The truly tragic thing is that mercy is what leads your characters to make the decision that they do, but it’s that decision that haunts them both. Tellingly, though, the protagonist’s mother isn’t there—which is the one thing that would have made their pain even worse. What can we take from that, both about their decision, and what might be the opposite of this Hell they’ve consigned themselves to, where she might be found?

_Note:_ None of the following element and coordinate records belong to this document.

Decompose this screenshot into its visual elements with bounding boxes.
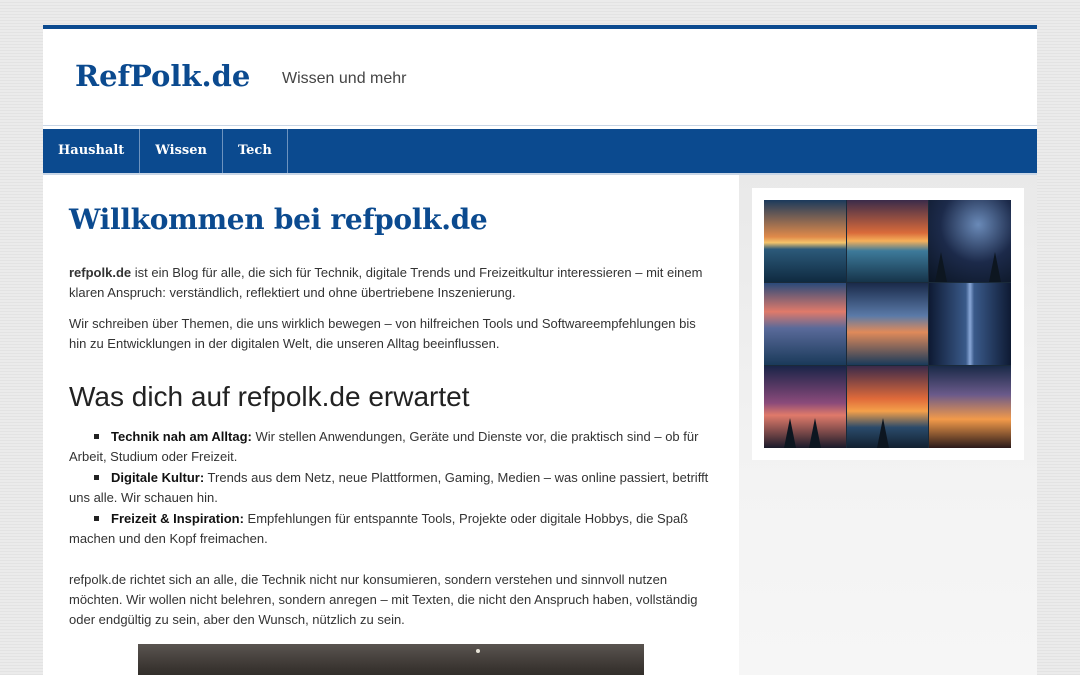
- tree-icon: [876, 418, 889, 448]
- ceiling-lamp-icon: [476, 649, 480, 653]
- site-description: Wissen und mehr: [282, 70, 407, 87]
- feature-item: Freizeit & Inspiration: Empfehlungen für…: [69, 509, 719, 549]
- collage-tile: [846, 366, 929, 448]
- tree-icon: [809, 418, 821, 448]
- collage-tile: [764, 366, 846, 448]
- feature-item: Digitale Kultur: Trends aus dem Netz, ne…: [69, 468, 719, 508]
- nav-item-haushalt[interactable]: Haushalt: [43, 129, 141, 173]
- nav-item-wissen[interactable]: Wissen: [140, 129, 223, 173]
- topics-paragraph: Wir schreiben über Themen, die uns wirkl…: [69, 316, 696, 351]
- tree-icon: [784, 418, 796, 448]
- collage-tile: [929, 283, 1011, 365]
- bullet-icon: [94, 516, 99, 522]
- bullet-icon: [94, 434, 99, 440]
- site-title-link[interactable]: RefPolk.de: [75, 59, 250, 93]
- page-title: Willkommen bei refpolk.de: [69, 203, 488, 236]
- section-title: Was dich auf refpolk.de erwartet: [69, 381, 470, 412]
- collage-tile: [764, 200, 846, 282]
- site-header: RefPolk.de Wissen und mehr: [43, 29, 1037, 126]
- collage-tile: [764, 283, 846, 365]
- landscape-collage-image[interactable]: [764, 200, 1011, 448]
- main-content: Willkommen bei refpolk.de refpolk.de ist…: [43, 175, 739, 675]
- feature-list: Technik nah am Alltag: Wir stellen Anwen…: [69, 427, 719, 550]
- intro-paragraph: refpolk.de ist ein Blog für alle, die si…: [69, 263, 709, 303]
- sidebar: [739, 175, 1037, 675]
- main-navigation: Haushalt Wissen Tech: [43, 129, 1037, 173]
- audience-paragraph: refpolk.de richtet sich an alle, die Tec…: [69, 572, 698, 627]
- collage-tile: [846, 283, 929, 365]
- sidebar-image-widget: [752, 188, 1024, 460]
- collage-tile: [846, 200, 929, 282]
- nav-item-tech[interactable]: Tech: [223, 129, 288, 173]
- collage-tile: [929, 200, 1011, 282]
- intro-text: ist ein Blog für alle, die sich für Tech…: [69, 265, 703, 300]
- feature-item: Technik nah am Alltag: Wir stellen Anwen…: [69, 427, 719, 467]
- feature-title: Freizeit & Inspiration:: [111, 511, 244, 526]
- collage-tile: [929, 366, 1011, 448]
- article-image: [138, 644, 644, 675]
- tree-icon: [989, 252, 1002, 282]
- intro-brand: refpolk.de: [69, 265, 132, 280]
- bullet-icon: [94, 475, 99, 481]
- site-wrapper: RefPolk.de Wissen und mehr Haushalt Wiss…: [43, 25, 1037, 675]
- feature-title: Digitale Kultur:: [111, 470, 205, 485]
- feature-title: Technik nah am Alltag:: [111, 429, 252, 444]
- tree-icon: [935, 252, 948, 282]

I think there are different ways to look at it. I think if you accept the reality that this is a true Hell, then you’d probably logically assume there would be a Heaven and that that’s where the mother went. Or if not Heaven, then maybe some kind of rest. If Hell is eternal toil and drudgery, then maybe Heaven is peace and contentment, even for just a moment. Of course, if she went to Heaven, does that portray the “crime” of the story in a different light? I’m not sure. Another way to look at it is that when someone you love dies, and you’re left behind, you do live in a kind of Hell for a time. When it comes to serious illness, I think we often find some relief knowing that the person who died has escaped their hell, that their pain and suffering has stopped. But the pain and suffering of those grieving them is only just starting.
Like any number of Gen-Xers, I have a tattoo of the key to Hell from Neil Gaiman’s Sandman: Season of Mists, the theme of which was that Hell is often of our own making, but importantly, “We don’t have to stay anywhere forever.” That ticket out of Hell is in your character’s pocket. What would it take for them to use it, and what would it look like if they did?
I think it’s possible that the protagonist of this story would use the ticket. At some point. At the time of the story, at that point in their journey, they haven’t come to terms with what’s happened. And it’s possible they never will. I don’t think grief ever truly goes away, but it does change over time. Guilt, however, is something that can be overcome, sometimes by forgiving yourself. I’d like to believe that, with time, that ticket would be used, and the protagonist would emerge from Hell a little wiser. I’d like to believe that will happen for all of us. I guess it’s the optimist in me.
What are you working on now, and what can we look forward to seeing from you in the future?
After a bit of a break from writing, I’ve come back with a renewed enthusiasm. I have a story forthcoming in Beneath Ceaseless Skies, and I’m working on several other stories that will hopefully see the light of day soon.